Reposição de enzimas pancreáticas

Nos pacientes com insuficiência pancreática exócrina, a má absorção de gorduras é mais grave do que a má absorção de proteínas e carboidratos. Má absorção de gorduras também resulta em um deficit de vitaminas lipossolúveis (A, D, E, K). Utiliza-se a terapia de reposição enzimática pancreática (reposição dos hormônios deficientes para o tratamento da insuficiência pancreática) no tratamento da esteatorreia. Existem várias apresentações disponíveis, e uma dose de até 75.000 a 150.000 unidades da United States Pharmacopeia (25.000 a 50.000 unidades internacionais) de lipase por refeição e metade dessa dose durante lanches é necessária para a absorção apropriada de gorduras. Deve-se iniciar o tratamento nessas doses (baixas) com subsequente titulação baseada na resposta clínica. Deve-se tomar as preparações com as refeições. Deve-se administrar um bloqueador de H2 ou um inibidor da bomba de prótons para pacientes tomando preparações sem revestimento entérico para prevenir a quebra das enzimas pelo ácido.

Respostas clínicas favoráveis incluem ganho de peso, diminuição dos movimentos intestinais, eliminação de gotas de óleo com as fezes, aumento dos níveis de vitaminas hipossolúveis e melhora do bem-estar. Pode-se documentar a resposta clínica mostrando uma diminuição da gordura fecal depois da terapia de reposição enzimática.

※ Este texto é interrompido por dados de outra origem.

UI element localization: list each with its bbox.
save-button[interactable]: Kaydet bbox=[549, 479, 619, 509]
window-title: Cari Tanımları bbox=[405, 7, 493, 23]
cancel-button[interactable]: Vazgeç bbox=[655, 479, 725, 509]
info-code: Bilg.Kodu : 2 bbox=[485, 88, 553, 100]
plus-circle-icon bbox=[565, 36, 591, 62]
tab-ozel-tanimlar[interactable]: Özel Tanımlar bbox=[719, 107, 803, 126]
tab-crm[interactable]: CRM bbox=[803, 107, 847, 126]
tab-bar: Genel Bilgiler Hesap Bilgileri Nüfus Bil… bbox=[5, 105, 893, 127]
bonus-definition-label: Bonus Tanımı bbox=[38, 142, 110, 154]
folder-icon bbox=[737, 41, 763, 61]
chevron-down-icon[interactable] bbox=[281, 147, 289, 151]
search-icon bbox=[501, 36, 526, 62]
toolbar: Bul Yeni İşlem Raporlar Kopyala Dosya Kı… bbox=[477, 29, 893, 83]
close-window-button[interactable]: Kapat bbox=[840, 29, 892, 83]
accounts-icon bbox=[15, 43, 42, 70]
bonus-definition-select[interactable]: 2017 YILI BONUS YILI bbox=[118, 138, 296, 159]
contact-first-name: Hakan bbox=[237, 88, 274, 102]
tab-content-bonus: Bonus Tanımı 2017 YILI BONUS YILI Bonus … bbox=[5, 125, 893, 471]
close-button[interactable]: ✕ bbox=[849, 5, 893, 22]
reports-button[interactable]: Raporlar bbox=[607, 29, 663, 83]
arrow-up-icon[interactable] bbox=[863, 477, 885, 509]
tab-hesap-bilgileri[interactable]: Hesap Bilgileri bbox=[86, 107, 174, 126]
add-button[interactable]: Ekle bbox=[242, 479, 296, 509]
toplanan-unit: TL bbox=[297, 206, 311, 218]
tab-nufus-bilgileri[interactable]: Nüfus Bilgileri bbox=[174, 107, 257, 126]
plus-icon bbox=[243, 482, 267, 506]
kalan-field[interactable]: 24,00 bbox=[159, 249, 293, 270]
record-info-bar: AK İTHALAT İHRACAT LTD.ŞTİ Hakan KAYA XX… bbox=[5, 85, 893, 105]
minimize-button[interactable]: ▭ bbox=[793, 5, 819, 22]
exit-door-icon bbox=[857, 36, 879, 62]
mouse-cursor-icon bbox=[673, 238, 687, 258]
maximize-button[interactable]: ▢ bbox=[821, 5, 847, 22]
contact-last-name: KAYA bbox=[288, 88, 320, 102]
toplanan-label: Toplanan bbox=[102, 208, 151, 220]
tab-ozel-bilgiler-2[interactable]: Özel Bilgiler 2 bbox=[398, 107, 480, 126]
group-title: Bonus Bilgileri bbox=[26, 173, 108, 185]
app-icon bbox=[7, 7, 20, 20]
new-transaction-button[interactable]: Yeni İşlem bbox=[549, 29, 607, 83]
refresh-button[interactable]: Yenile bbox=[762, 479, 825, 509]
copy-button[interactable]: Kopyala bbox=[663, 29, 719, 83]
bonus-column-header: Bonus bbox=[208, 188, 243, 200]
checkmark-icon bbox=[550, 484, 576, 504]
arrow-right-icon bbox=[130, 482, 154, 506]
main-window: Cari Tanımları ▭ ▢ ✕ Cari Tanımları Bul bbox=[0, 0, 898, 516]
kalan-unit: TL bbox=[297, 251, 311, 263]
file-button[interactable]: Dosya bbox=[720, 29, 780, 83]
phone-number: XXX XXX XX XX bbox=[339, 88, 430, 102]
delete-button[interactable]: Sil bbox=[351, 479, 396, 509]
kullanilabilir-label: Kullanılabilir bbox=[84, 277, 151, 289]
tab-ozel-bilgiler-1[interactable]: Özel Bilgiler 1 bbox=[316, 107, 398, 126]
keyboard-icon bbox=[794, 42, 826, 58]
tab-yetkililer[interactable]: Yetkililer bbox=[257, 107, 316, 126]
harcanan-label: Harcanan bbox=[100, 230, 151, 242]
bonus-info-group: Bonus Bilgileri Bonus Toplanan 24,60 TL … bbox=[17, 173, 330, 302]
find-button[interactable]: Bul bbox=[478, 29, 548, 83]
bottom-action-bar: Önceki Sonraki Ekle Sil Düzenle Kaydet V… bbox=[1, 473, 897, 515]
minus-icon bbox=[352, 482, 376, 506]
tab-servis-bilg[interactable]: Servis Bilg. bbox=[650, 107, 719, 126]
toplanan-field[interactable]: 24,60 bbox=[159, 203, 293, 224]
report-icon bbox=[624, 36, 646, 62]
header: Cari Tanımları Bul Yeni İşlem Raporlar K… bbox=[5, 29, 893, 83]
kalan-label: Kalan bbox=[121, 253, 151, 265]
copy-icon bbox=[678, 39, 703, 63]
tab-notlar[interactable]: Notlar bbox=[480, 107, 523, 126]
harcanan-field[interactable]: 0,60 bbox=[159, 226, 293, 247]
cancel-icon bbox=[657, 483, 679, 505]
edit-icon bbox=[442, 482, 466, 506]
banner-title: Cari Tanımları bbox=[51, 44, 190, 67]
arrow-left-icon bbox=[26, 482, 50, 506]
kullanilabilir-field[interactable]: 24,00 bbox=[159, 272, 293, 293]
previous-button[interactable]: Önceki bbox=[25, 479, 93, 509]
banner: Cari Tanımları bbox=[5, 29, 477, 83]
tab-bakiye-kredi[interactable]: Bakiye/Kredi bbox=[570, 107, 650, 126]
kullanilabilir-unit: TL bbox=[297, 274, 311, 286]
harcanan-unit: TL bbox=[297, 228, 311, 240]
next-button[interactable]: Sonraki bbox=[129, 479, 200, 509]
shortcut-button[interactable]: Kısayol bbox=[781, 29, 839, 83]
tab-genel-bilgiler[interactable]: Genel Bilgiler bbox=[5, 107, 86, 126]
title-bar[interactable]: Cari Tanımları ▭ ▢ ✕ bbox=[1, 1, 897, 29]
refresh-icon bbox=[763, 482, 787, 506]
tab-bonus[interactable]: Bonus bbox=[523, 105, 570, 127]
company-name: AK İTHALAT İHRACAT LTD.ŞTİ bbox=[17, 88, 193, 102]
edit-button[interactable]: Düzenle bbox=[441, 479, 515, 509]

Nos casos de esteatorreia especialmente grave e refratária a essas medidas, pode-se usar triglicerídeos de cadeia média como a fonte de gordura, porque eles são absorvidos sem as enzimas pancreáticas, e deve-se reduzir outras gorduras dietéticas proporcionalmente. Deve-se fazer a suplementação com vitaminas lipossolúveis A, D e K, incluindo vitamina E, que pode minimizar a inflamação.

Tratamento do diabetes

O paciente deve ser encaminhado a um endocrinologista para tratamento do diabetes. Deve-se administrar insulina com cautela porque a deficiência coexistente da secreção do glucagon pelas células alfa pode resultar em hipoglicemia prolongada e sem oposição, o que é patognomônico do diabetes pancreotogênico (diabetes tipo 3c). Hipoglicemiantes orais raramente ajudam a tratar o diabetes causado por pancreatite crônica.

Referência sobre o tratamento

  1. 1. Yang CJ, Bliss LA, Freedman SD, et al: Surgery for chronic pancreatitis: The role of early surgery in pain management. Pancreas 44(5):819–823, 2015. doi: 10.1097/MPA.0000000000000333

Pontos-chave

  • Crises recorrentes de pancreatite aguda podem causar inflamação crônica persistente, dano ductal e com o tempo fibrose, levando à pancreatite crônica.

  • Os pacientes têm dor abdominal episódica, seguida mais tarde na doença por manifestações de má absorção.

  • O diagnóstico baseia-se na apresentação clínica, exames de imagem e testes da função pancreática.

  • O tratamento da pancreatite crônica é direcionado principalmente ao controle da dor e ao tratamento das complicações, como a insuficiência pancreática.